Nice to hear and wasn’t meant offensive. My second point was more from my own experience. Though it really depends on the use case.
It does, but correctness is probably a lot more important than developer efficiency. At least if you don’t want to wake people like me up at 3 AM :)
I hold a slightly different belief: correctness enables developer efficiency. In all its forms (type systems, test suits, formal proofs, module invariants, &c.), it enables developers to stop worrying about different things. The more background cycles you can free up to work on the actual problem, the more productive your developers become.
Types both direct me towards solutions AND check my solutions, at the SAME TIME.
I think the phrase “slow is smooth and smooth is fast” is applicable here.
IMO Correctness costs early, and pays off later. Maintenance is always easier the more explicit everything is, because you’re always shuffling different contexts in and out of your meat cache, and when you can’t see information in the code you’re looking at, you have to constantly stop and go hunting for it.
Having coded rust for a while and used typical GC-based langs as well, I can totally see both sides. Especially when you also add the ecosystem into the mix. For some it’s faster to build stuff and also remove it fast again, the overhead to get it truly right isn’t worth it. I personally strive for the opposite but sometimes it’s really hard to sell this.
I spent a lot of time looking at green tests and flames in production, and decided there had to be a better way to catch problems before they set prod on fire. Now I’m all about the types.
Would be interesting to hear how this turns out.
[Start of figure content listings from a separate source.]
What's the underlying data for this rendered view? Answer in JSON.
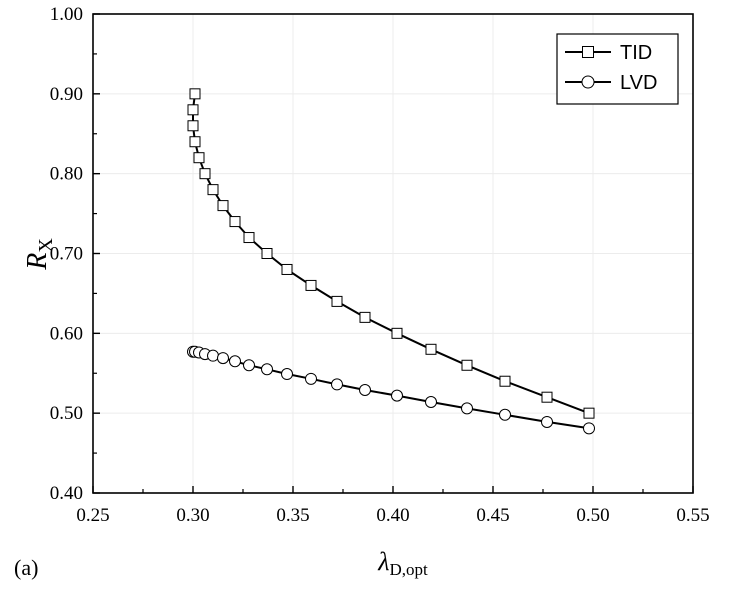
{
  "panel_label": "(a)",
  "chart_data": {
    "type": "line",
    "xlabel": "λ",
    "xlabel_sub": "D,opt",
    "ylabel": "R",
    "ylabel_sub": "X",
    "xlim": [
      0.25,
      0.55
    ],
    "ylim": [
      0.4,
      1.0
    ],
    "x_ticks": [
      "0.25",
      "0.30",
      "0.35",
      "0.40",
      "0.45",
      "0.50",
      "0.55"
    ],
    "y_ticks": [
      "0.40",
      "0.50",
      "0.60",
      "0.70",
      "0.80",
      "0.90",
      "1.00"
    ],
    "grid": true,
    "legend_position": "top-right",
    "series": [
      {
        "name": "TID",
        "marker": "square",
        "x": [
          0.301,
          0.3,
          0.3,
          0.301,
          0.303,
          0.306,
          0.31,
          0.315,
          0.321,
          0.328,
          0.337,
          0.347,
          0.359,
          0.372,
          0.386,
          0.402,
          0.419,
          0.437,
          0.456,
          0.477,
          0.498
        ],
        "y": [
          0.9,
          0.88,
          0.86,
          0.84,
          0.82,
          0.8,
          0.78,
          0.76,
          0.74,
          0.72,
          0.7,
          0.68,
          0.66,
          0.64,
          0.62,
          0.6,
          0.58,
          0.56,
          0.54,
          0.52,
          0.5
        ]
      },
      {
        "name": "LVD",
        "marker": "circle",
        "x": [
          0.3,
          0.301,
          0.303,
          0.306,
          0.31,
          0.315,
          0.321,
          0.328,
          0.337,
          0.347,
          0.359,
          0.372,
          0.386,
          0.402,
          0.419,
          0.437,
          0.456,
          0.477,
          0.498
        ],
        "y": [
          0.577,
          0.577,
          0.576,
          0.574,
          0.572,
          0.569,
          0.565,
          0.56,
          0.555,
          0.549,
          0.543,
          0.536,
          0.529,
          0.522,
          0.514,
          0.506,
          0.498,
          0.489,
          0.481
        ]
      }
    ]
  }
}
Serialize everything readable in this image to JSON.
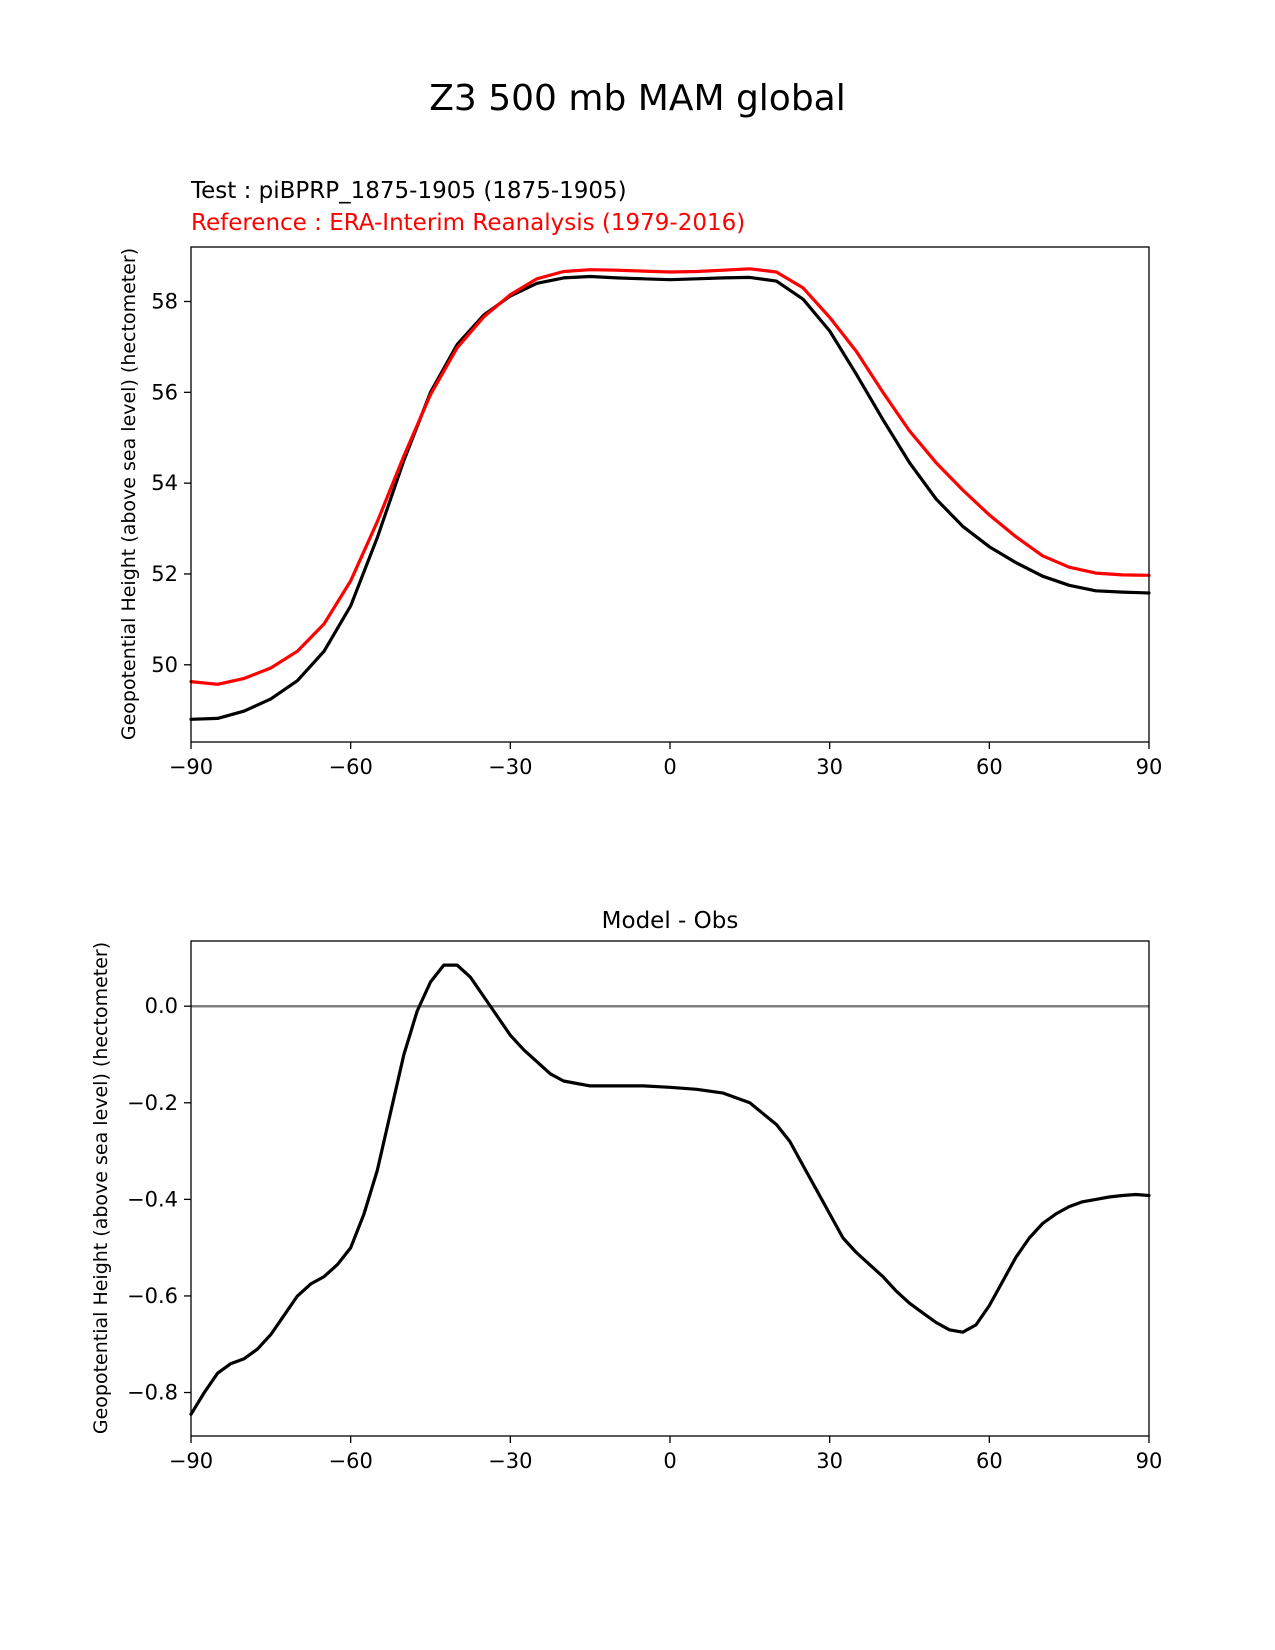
{
  "figure": {
    "suptitle": "Z3 500 mb MAM global"
  },
  "chart_data": [
    {
      "type": "line",
      "title_test": "Test : piBPRP_1875-1905 (1875-1905)",
      "title_reference": "Reference : ERA-Interim Reanalysis (1979-2016)",
      "xlabel": "",
      "ylabel": "Geopotential Height (above sea level) (hectometer)",
      "xlim": [
        -90,
        90
      ],
      "ylim": [
        48.3,
        59.2
      ],
      "xticks": [
        -90,
        -60,
        -30,
        0,
        30,
        60,
        90
      ],
      "xtick_labels": [
        "−90",
        "−60",
        "−30",
        "0",
        "30",
        "60",
        "90"
      ],
      "yticks": [
        50,
        52,
        54,
        56,
        58
      ],
      "ytick_labels": [
        "50",
        "52",
        "54",
        "56",
        "58"
      ],
      "x": [
        -90,
        -85,
        -80,
        -75,
        -70,
        -65,
        -60,
        -55,
        -50,
        -45,
        -40,
        -35,
        -30,
        -25,
        -20,
        -15,
        -10,
        -5,
        0,
        5,
        10,
        15,
        20,
        25,
        30,
        35,
        40,
        45,
        50,
        55,
        60,
        65,
        70,
        75,
        80,
        85,
        90
      ],
      "series": [
        {
          "name": "Test",
          "color": "#000000",
          "values": [
            48.8,
            48.82,
            48.98,
            49.25,
            49.65,
            50.3,
            51.3,
            52.8,
            54.5,
            56.0,
            57.05,
            57.7,
            58.12,
            58.4,
            58.52,
            58.55,
            58.52,
            58.5,
            58.48,
            58.5,
            58.52,
            58.53,
            58.45,
            58.05,
            57.35,
            56.4,
            55.4,
            54.45,
            53.65,
            53.05,
            52.6,
            52.25,
            51.95,
            51.75,
            51.63,
            51.6,
            51.58
          ]
        },
        {
          "name": "Reference",
          "color": "#ff0000",
          "values": [
            49.63,
            49.57,
            49.7,
            49.93,
            50.3,
            50.9,
            51.85,
            53.15,
            54.6,
            55.95,
            56.98,
            57.66,
            58.15,
            58.5,
            58.66,
            58.7,
            58.69,
            58.67,
            58.65,
            58.66,
            58.69,
            58.72,
            58.65,
            58.3,
            57.65,
            56.9,
            56.0,
            55.15,
            54.45,
            53.85,
            53.3,
            52.82,
            52.4,
            52.15,
            52.02,
            51.98,
            51.97
          ]
        }
      ]
    },
    {
      "type": "line",
      "title": "Model - Obs",
      "xlabel": "",
      "ylabel": "Geopotential Height (above sea level) (hectometer)",
      "xlim": [
        -90,
        90
      ],
      "ylim": [
        -0.89,
        0.135
      ],
      "xticks": [
        -90,
        -60,
        -30,
        0,
        30,
        60,
        90
      ],
      "xtick_labels": [
        "−90",
        "−60",
        "−30",
        "0",
        "30",
        "60",
        "90"
      ],
      "yticks": [
        -0.8,
        -0.6,
        -0.4,
        -0.2,
        0.0
      ],
      "ytick_labels": [
        "−0.8",
        "−0.6",
        "−0.4",
        "−0.2",
        "0.0"
      ],
      "reference_line": 0.0,
      "x": [
        -90,
        -87.5,
        -85,
        -82.5,
        -80,
        -77.5,
        -75,
        -72.5,
        -70,
        -67.5,
        -65,
        -62.5,
        -60,
        -57.5,
        -55,
        -52.5,
        -50,
        -47.5,
        -45,
        -42.5,
        -40,
        -37.5,
        -35,
        -32.5,
        -30,
        -27.5,
        -25,
        -22.5,
        -20,
        -17.5,
        -15,
        -12.5,
        -10,
        -5,
        0,
        5,
        10,
        15,
        20,
        22.5,
        25,
        27.5,
        30,
        32.5,
        35,
        37.5,
        40,
        42.5,
        45,
        47.5,
        50,
        52.5,
        55,
        57.5,
        60,
        62.5,
        65,
        67.5,
        70,
        72.5,
        75,
        77.5,
        80,
        82.5,
        85,
        87.5,
        90
      ],
      "series": [
        {
          "name": "Model - Obs",
          "color": "#000000",
          "values": [
            -0.845,
            -0.8,
            -0.76,
            -0.74,
            -0.73,
            -0.71,
            -0.68,
            -0.64,
            -0.6,
            -0.575,
            -0.56,
            -0.535,
            -0.5,
            -0.43,
            -0.34,
            -0.22,
            -0.1,
            -0.01,
            0.05,
            0.085,
            0.085,
            0.06,
            0.02,
            -0.02,
            -0.06,
            -0.09,
            -0.115,
            -0.14,
            -0.155,
            -0.16,
            -0.165,
            -0.165,
            -0.165,
            -0.165,
            -0.168,
            -0.172,
            -0.18,
            -0.2,
            -0.245,
            -0.28,
            -0.33,
            -0.38,
            -0.43,
            -0.48,
            -0.51,
            -0.535,
            -0.56,
            -0.59,
            -0.615,
            -0.635,
            -0.655,
            -0.67,
            -0.675,
            -0.66,
            -0.62,
            -0.57,
            -0.52,
            -0.48,
            -0.45,
            -0.43,
            -0.415,
            -0.405,
            -0.4,
            -0.395,
            -0.392,
            -0.39,
            -0.392
          ]
        }
      ]
    }
  ]
}
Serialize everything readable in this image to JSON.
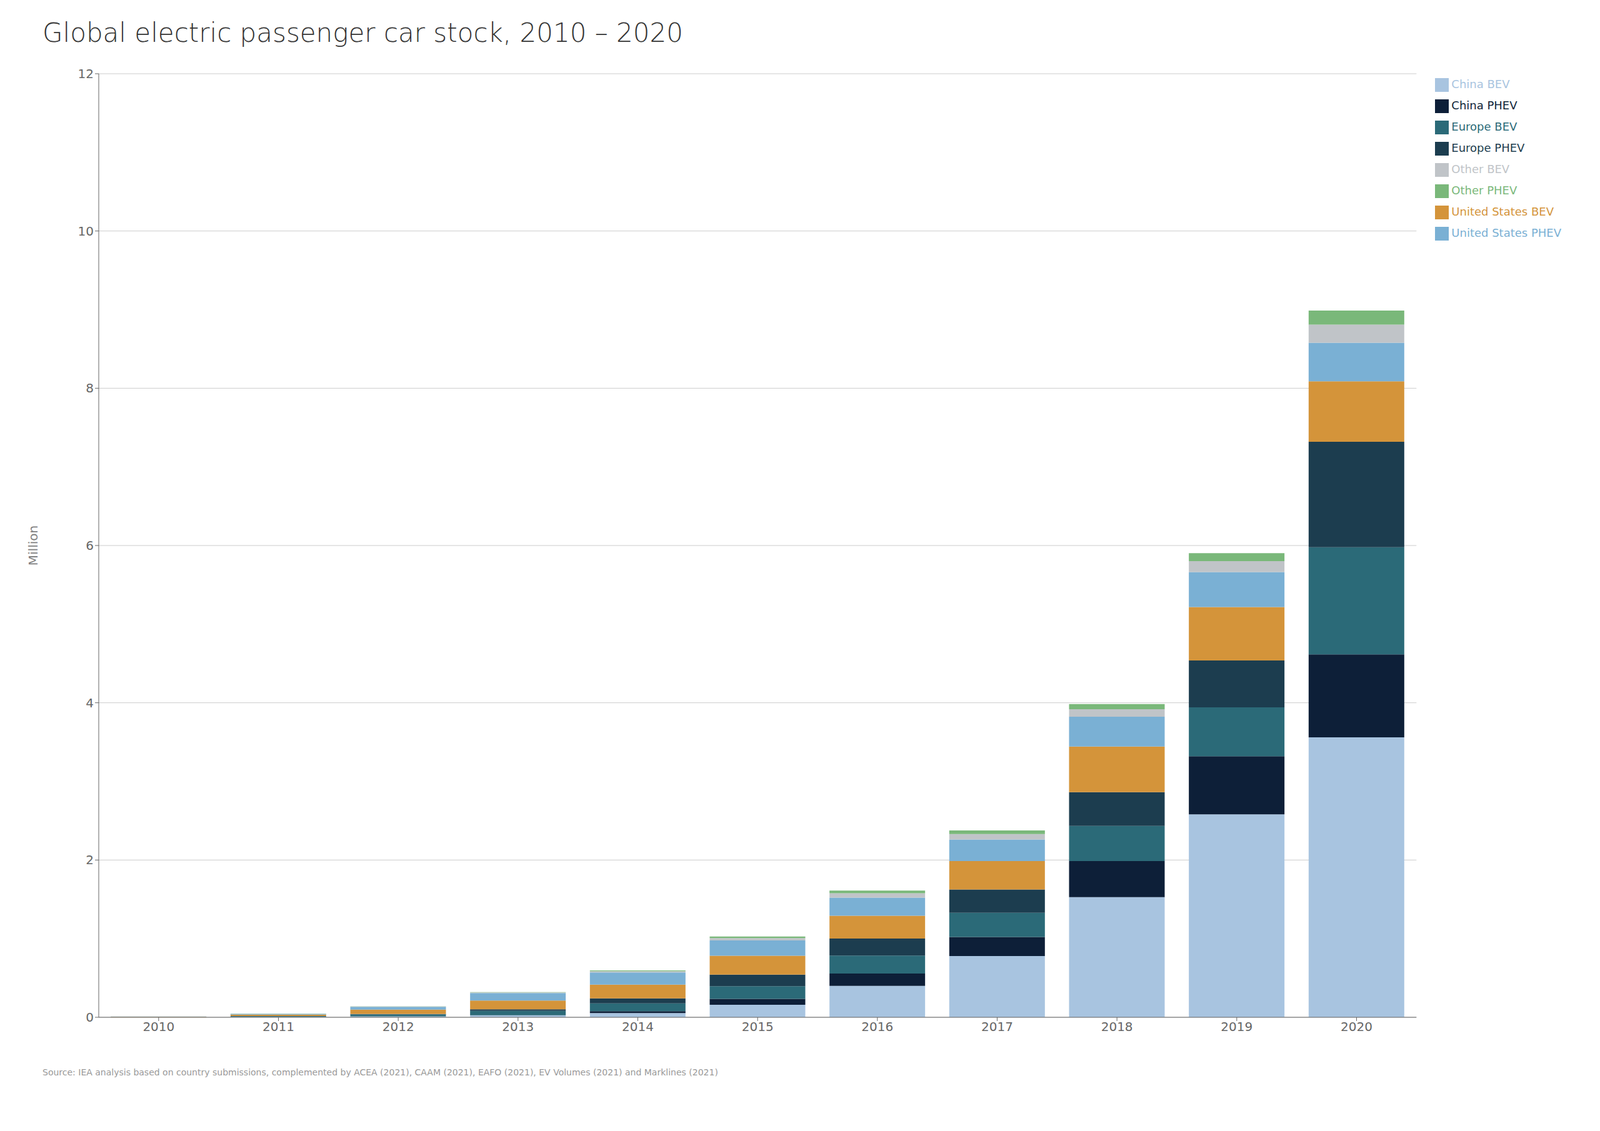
{
  "chart_data": {
    "type": "bar",
    "title": "Global electric passenger car stock, 2010 – 2020",
    "y_label": "Million",
    "annotations": [
      "Source: IEA analysis based on country submissions, complemented by ACEA (2021), CAAM (2021), EAFO (2021), EV Volumes (2021) and Marklines (2021)"
    ],
    "categories": [
      "2010",
      "2011",
      "2012",
      "2013",
      "2014",
      "2015",
      "2016",
      "2017",
      "2018",
      "2019",
      "2020"
    ],
    "series": [
      {
        "name": "China BEV",
        "color": "#a8c4e0",
        "values": [
          0.001,
          0.005,
          0.011,
          0.023,
          0.054,
          0.158,
          0.4,
          0.778,
          1.527,
          2.581,
          3.56
        ]
      },
      {
        "name": "China PHEV",
        "color": "#0d1f38",
        "values": [
          0.0,
          0.0,
          0.001,
          0.003,
          0.024,
          0.076,
          0.157,
          0.244,
          0.459,
          0.738,
          1.056
        ]
      },
      {
        "name": "Europe BEV",
        "color": "#2b6a78",
        "values": [
          0.002,
          0.01,
          0.025,
          0.055,
          0.098,
          0.162,
          0.227,
          0.308,
          0.447,
          0.623,
          1.363
        ]
      },
      {
        "name": "Europe PHEV",
        "color": "#1c3d4f",
        "values": [
          0.0,
          0.001,
          0.005,
          0.02,
          0.065,
          0.147,
          0.218,
          0.296,
          0.43,
          0.595,
          1.34
        ]
      },
      {
        "name": "United States BEV",
        "color": "#d4943a",
        "values": [
          0.005,
          0.018,
          0.055,
          0.112,
          0.175,
          0.24,
          0.29,
          0.36,
          0.58,
          0.68,
          0.77
        ]
      },
      {
        "name": "United States PHEV",
        "color": "#7ab0d4",
        "values": [
          0.001,
          0.01,
          0.037,
          0.095,
          0.155,
          0.195,
          0.23,
          0.275,
          0.38,
          0.445,
          0.49
        ]
      },
      {
        "name": "Other BEV",
        "color": "#c0c4c8",
        "values": [
          0.001,
          0.002,
          0.004,
          0.008,
          0.016,
          0.03,
          0.055,
          0.07,
          0.095,
          0.14,
          0.23
        ]
      },
      {
        "name": "Other PHEV",
        "color": "#7ab87a",
        "values": [
          0.0,
          0.001,
          0.002,
          0.004,
          0.01,
          0.02,
          0.035,
          0.045,
          0.065,
          0.1,
          0.18
        ]
      }
    ],
    "stacked": true,
    "ylim": [
      0,
      12
    ],
    "yticks": [
      0,
      2,
      4,
      6,
      8,
      10,
      12
    ],
    "grid": true,
    "legend": "upper right"
  }
}
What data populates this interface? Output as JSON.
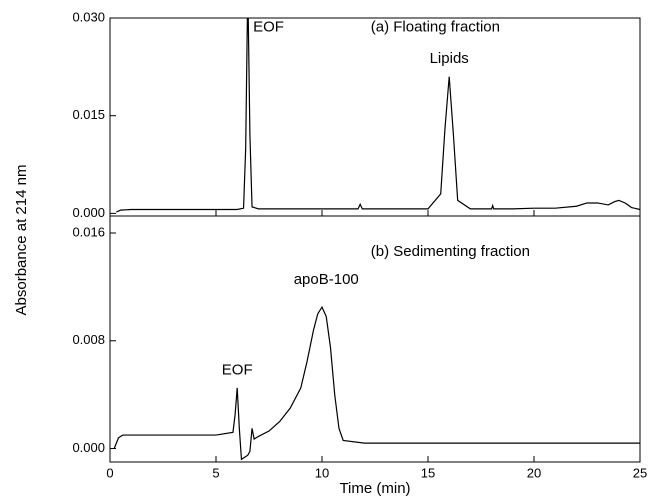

Most of my experience is from writing async stuff pre async/await, so I’m curious how it feels now. (Haven’t had the time to switch over my projects.)
I feel this, in fact I feel a take brewing but I don’t have it fully realized yet.
We have this eternal tension between “developer efficiency” which usually means, maybe simplicity however you may define it or intuitiveness (also subjective of course) and lack of friction to get up and running, and correctness which means robust software that handles many error cases and can self correct in some cases… but maybe this is a false dichotomy.
I am thinking of musical instruments, where in order to really express yourself it takes years of effort to become fluent technically. nobody bats an eye at this, but we all also appreciate that the easiest way to play liszt on the piano is to put a bluetooth speaker on the top of it and connect it to spotify. I’m joking, but not by much.
Anyway what I’m getting at is that the sharpest tools cut the most easily, which is axiomatic and we all laugh at the C jokes, but why shouldn’t it take a lot of effort to become fluent in them?
This isn’t really a well thought out take but maybe you see what I’m getting at.
Be careful, nowadays your attitude that using tools properly might take years of practice is often dismissed as “gatekeeping”.
What kind of stuff are you looking to make with Rust?
So far I’m easing into what I know really well: chatbots and webapps. Eventually I hope to port Olin to Rust and use it as the backend for wasmcloud. I’ve started to work on something for this here, but right now it’s a very elaborate hello world :)
Here’s my first real public facing one: https://printerfacts.cetacean.club Here’s the source code: https://github.com/Xe/printerfacts
Very cool, looking forward to reading more about that in the future.
Interesting view. How do you feel about tools like Ada Spark, Agda, and others that try even harder for correctness?
I have no opinion on them because I haven’t used them yet.